なんて語り出しじゃ、即落ちされてしまうか?脳内でずっとモノローグが流れるのは昔からの癖だ。文才は生憎なかったが、絵を描くので漫画はたまに描く。けれど、物語を生み出すよりは、読者や傍観者として触れている方が好きだ。物語に触れて、知らない衝動を知り、知らない感動を知り、知らない背景を考えるのが大好きだ。釣具屋の店番は、漫画読んだりしながら片手間に出来るので気に入っている。
「うーす、黒川」
「柴崎さん」
もう半袖っすか。季節感が1人だけ半年先だ。柴崎さんは、大学の先輩の友達、という関係性から始まった。オジキが釣りを趣味にしているので、俺の店によくおつかいにくる。2人のために船を出したりもする。
「遊ぼうぜ」
「今日親父いないんすよ」
「あれ?そうなんだ」
柴崎さんはレジカウンター奥の壁に貼り出されたカレンダーを見る。
「今日何日だっけ?」
「2月23日っすね」
「日曜?マジか、曜日の感覚なかったわ」
やっべーと柴崎さんはカラカラ笑う。柴崎さんはそうだな、伝説の英雄って感じだ。伝説はねぇけど。
「26日、誕生日じゃん。なんかお祝いすんぜ」
「ありがとうございます」
柴崎さんがタバコ吸いたそうだったので、レジ裏の小さなテーブルに灰皿を用意して。折り畳みの椅子を出してやる。

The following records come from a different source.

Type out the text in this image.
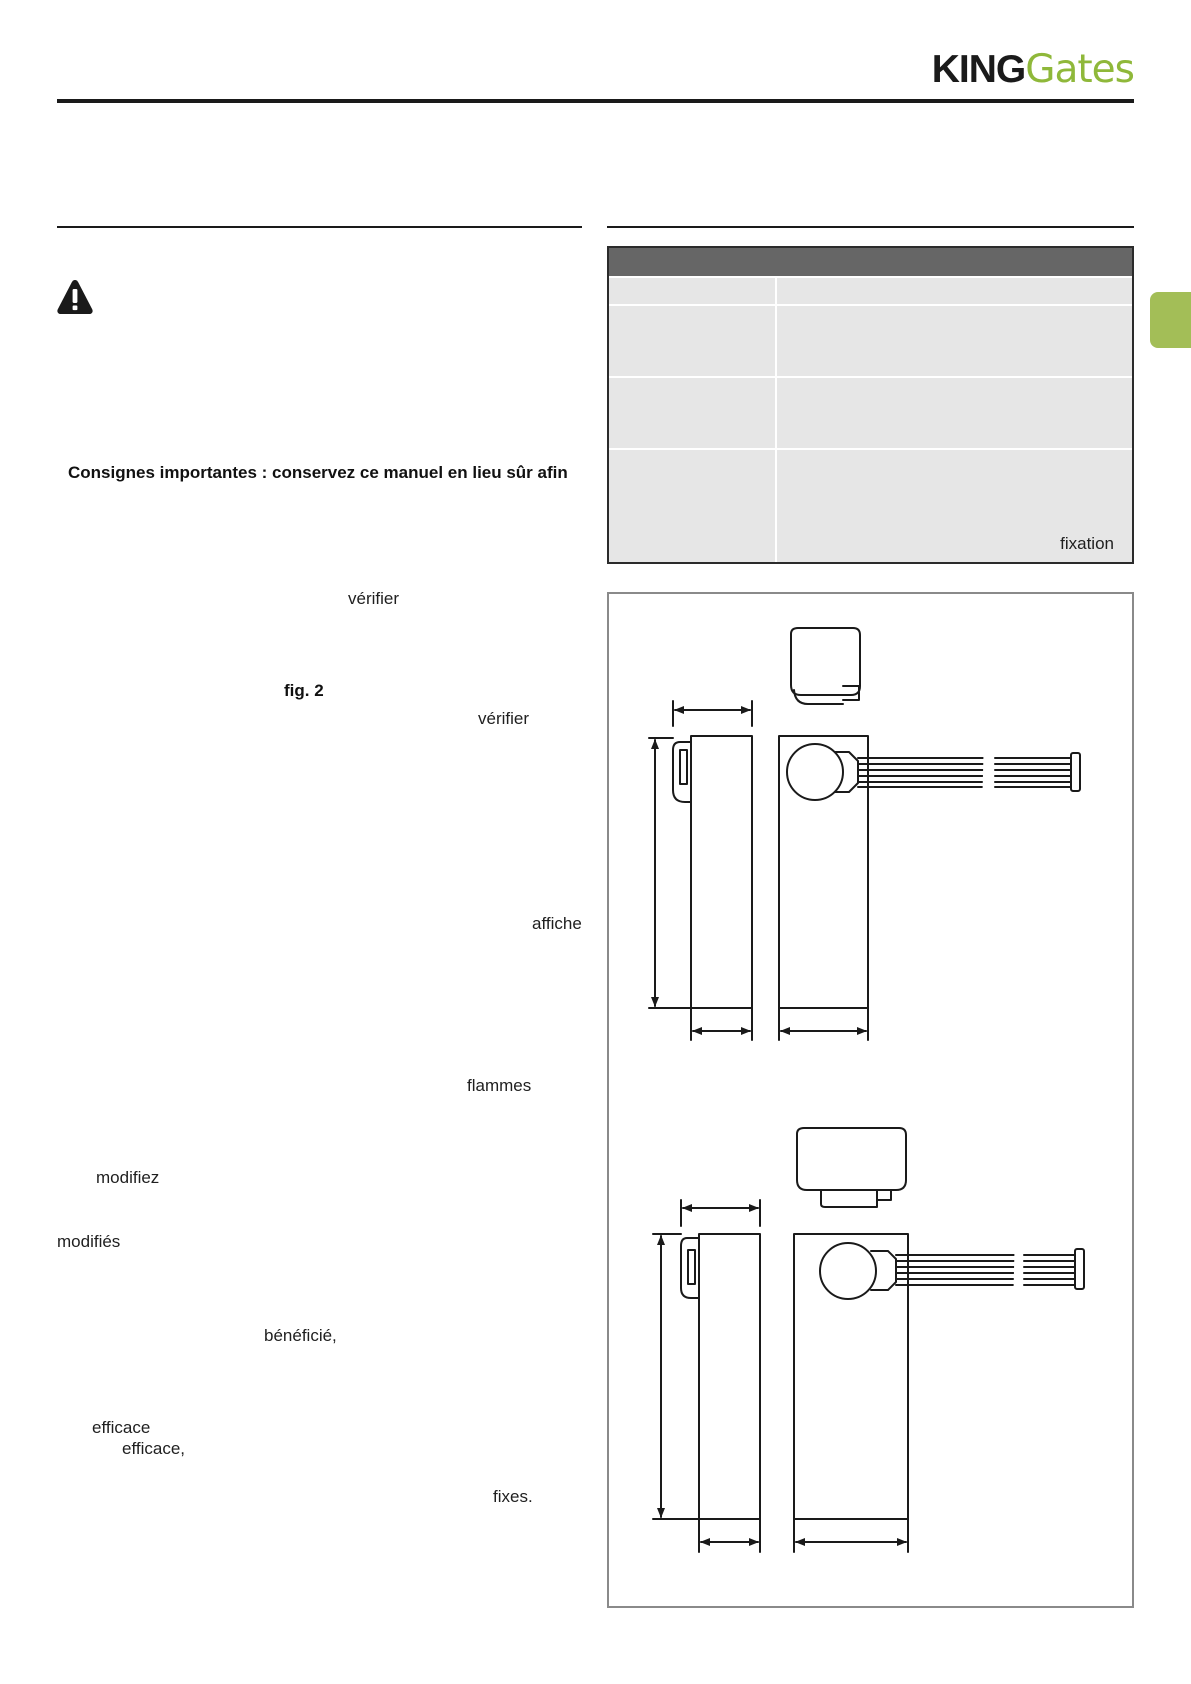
KINGGates
Consignes importantes : conservez ce manuel en lieu sûr afin
vérifier
fig. 2
vérifier
affiche
flammes
modifiez
modifiés
bénéficié,
efficace
efficace,
fixes.
fixation
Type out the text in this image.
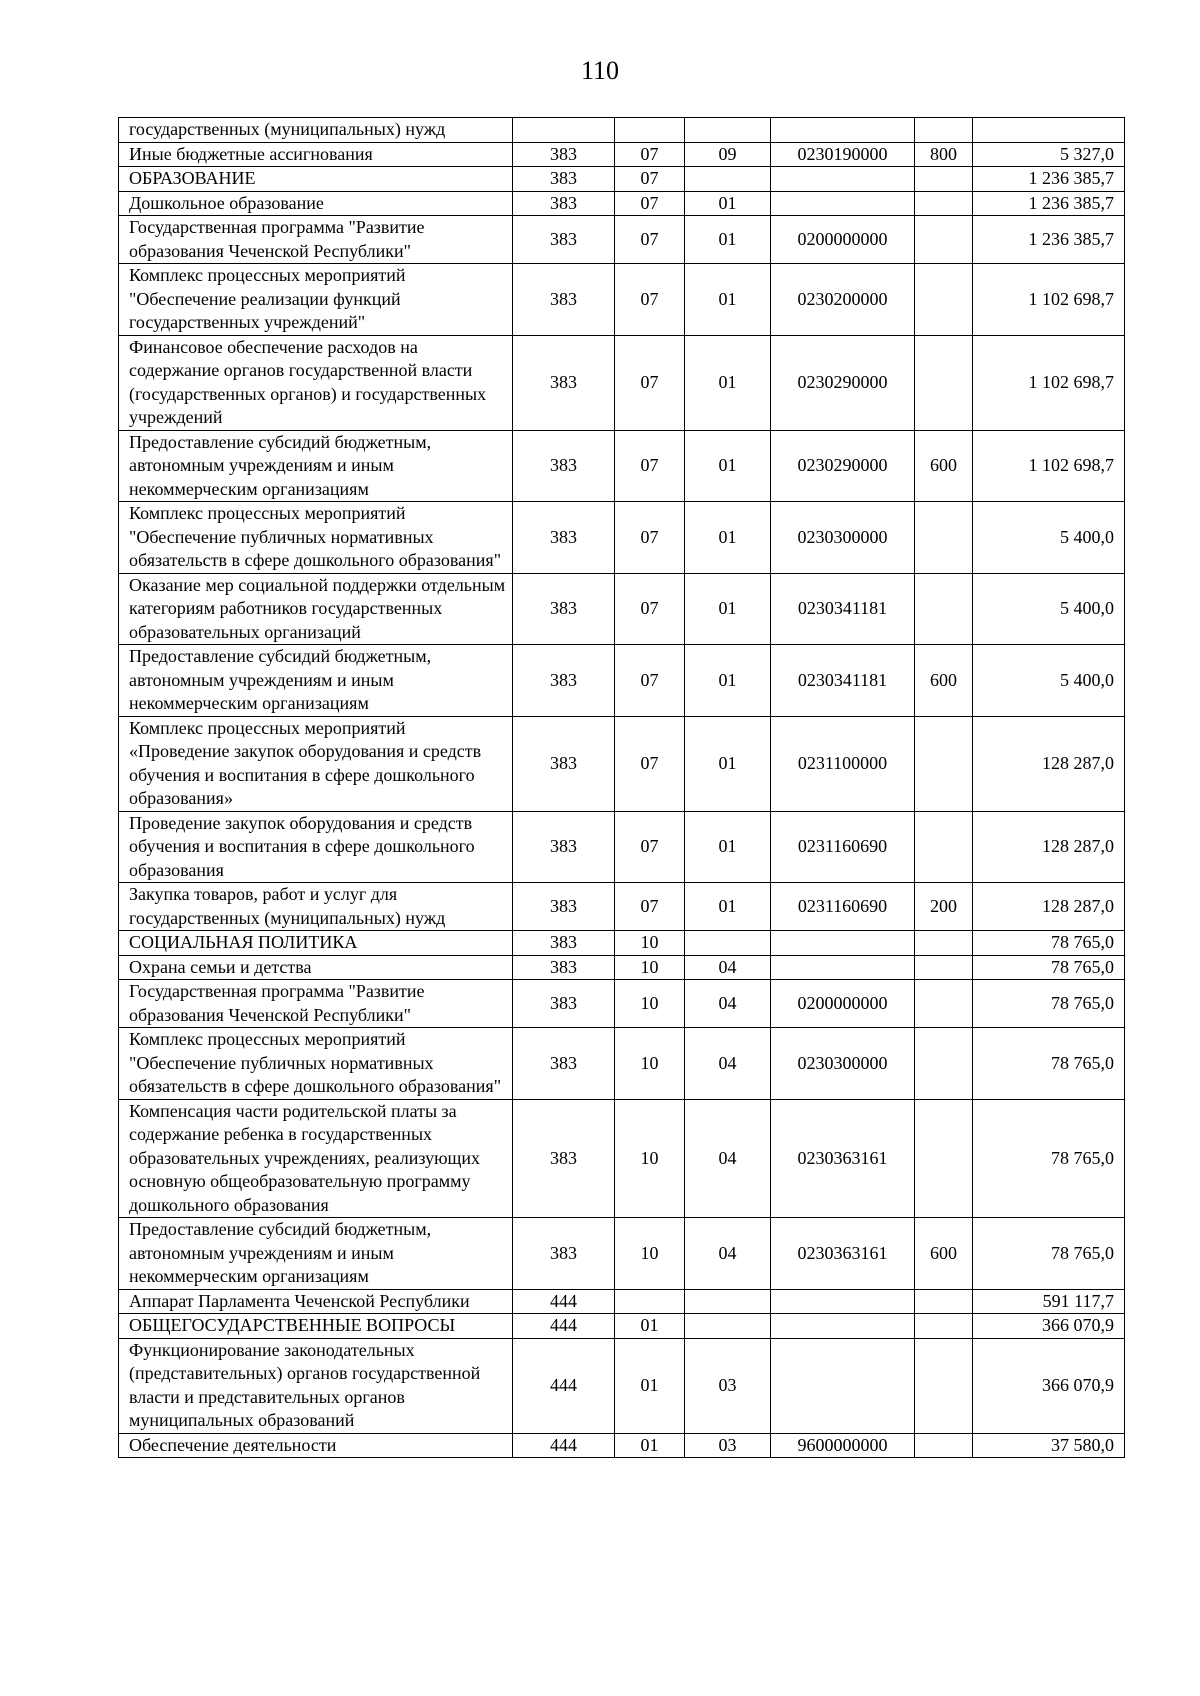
110
государственных (муниципальных) нужд						
Иные бюджетные ассигнования	383	07	09	0230190000	800	5 327,0
ОБРАЗОВАНИЕ	383	07				1 236 385,7
Дошкольное образование	383	07	01			1 236 385,7
Государственная программа "Развитие образования Чеченской Республики"	383	07	01	0200000000		1 236 385,7
Комплекс процессных мероприятий "Обеспечение реализации функций государственных учреждений"	383	07	01	0230200000		1 102 698,7
Финансовое обеспечение расходов на содержание органов государственной власти (государственных органов) и государственных учреждений	383	07	01	0230290000		1 102 698,7
Предоставление субсидий бюджетным, автономным учреждениям и иным некоммерческим организациям	383	07	01	0230290000	600	1 102 698,7
Комплекс процессных мероприятий "Обеспечение публичных нормативных обязательств в сфере дошкольного образования"	383	07	01	0230300000		5 400,0
Оказание мер социальной поддержки отдельным категориям работников государственных образовательных организаций	383	07	01	0230341181		5 400,0
Предоставление субсидий бюджетным, автономным учреждениям и иным некоммерческим организациям	383	07	01	0230341181	600	5 400,0
Комплекс процессных мероприятий «Проведение закупок оборудования и средств обучения и воспитания в сфере дошкольного образования»	383	07	01	0231100000		128 287,0
Проведение закупок оборудования и средств обучения и воспитания в сфере дошкольного образования	383	07	01	0231160690		128 287,0
Закупка товаров, работ и услуг для государственных (муниципальных) нужд	383	07	01	0231160690	200	128 287,0
СОЦИАЛЬНАЯ ПОЛИТИКА	383	10				78 765,0
Охрана семьи и детства	383	10	04			78 765,0
Государственная программа "Развитие образования Чеченской Республики"	383	10	04	0200000000		78 765,0
Комплекс процессных мероприятий "Обеспечение публичных нормативных обязательств в сфере дошкольного образования"	383	10	04	0230300000		78 765,0
Компенсация части родительской платы за содержание ребенка в государственных образовательных учреждениях, реализующих основную общеобразовательную программу дошкольного образования	383	10	04	0230363161		78 765,0
Предоставление субсидий бюджетным, автономным учреждениям и иным некоммерческим организациям	383	10	04	0230363161	600	78 765,0
Аппарат Парламента Чеченской Республики	444					591 117,7
ОБЩЕГОСУДАРСТВЕННЫЕ ВОПРОСЫ	444	01				366 070,9
Функционирование законодательных (представительных) органов государственной власти и представительных органов муниципальных образований	444	01	03			366 070,9
Обеспечение деятельности	444	01	03	9600000000		37 580,0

「一服していっていいですよ。週刊誌も最近整理したけど、6週分はジャンプサンデーマガジンチャンピオン積んであるんで」
「お、マジで。助かる」
柴崎さんはカウンターの内側に入ると、ギリギリ客からは見えない位置を陣取り、タバコに火をつけた。ちなみに、俺は吸わない。俺の連れだと、栗平が吸う。布田さんは吸ったり吸わなかったり。灰皿があるのは、親父と兄貴が吸うからだ。
「最近、なにが面白い?」
「カグラバチですかね、無難に」
「あれ面白いよなー」
柴崎さんはジャンプの一番古いバッグナンバーを開き、好きな順にバラバラ読んでいく。行ったり来たりめんどくさくねぇのかな。俺は頭からお尻まで、掲載順に全て読む。しばらく、静かな時間が流れる。俺はワールドトリガーの最新巻を読むために、今読み直しをしている。ちょうど今10巻。めちゃくちゃいいとこ。店の入り口のベルがカランと鳴る。顔を上げると常連さんだったので、挨拶して接客。いつもの釣り餌を買って返っていく。どこまで読んだっけ。ワールドトリガーに気を取られていると、着信音が流れてドキリとするが。でもすぐ、うちの店の電話じゃないことに気づいた。柴崎さんの携帯だ。柴崎さんはほぼ電車を使わないので、携帯のマナーモードを大体切っている。
「はい、もしもし?今黒川んとこで漫画読んでる」
「え?今からファミレスに来い?どこの?」
「うん、うん……まぁ、別にいいけど」
柴崎さんがチラッとこちら見るので、構わないという意図で頷いた。
「分かった、ぼちぼち行くわ。はい、あとでなー」
通話が切れた。柴崎さんはジャンプを閉じ、新しいタバコに火をつける。
「なんか、布田がファミレスにいるから来いって」
「ファミレスってことは多分栗平ですね」
「栗平だな。あいつ直接連絡寄越せばいいのに」
恥ずかしかったか、遠慮したか。なにか栗平の計算があるんだろう。布田さんに花を持たせたって可能性もあるな。あれこれ知らないところで繰り広げられる物語を想像する。
「これ吸ったら行くわ。あんがとな」
「いえ、栗平によろしく言っといてください」
まぁそんなことするほど会ってないわけじゃないが。柴崎さんは灰皿にタバコを押し付けると、じゃ!と笑顔で去っていった。英雄って感じだなぁ。本人にその自覚は一切なさそうなところが、完璧な太陽属性って感じ。うん。柴崎さん主人公のこの物語を、俺はずっと見ていたい。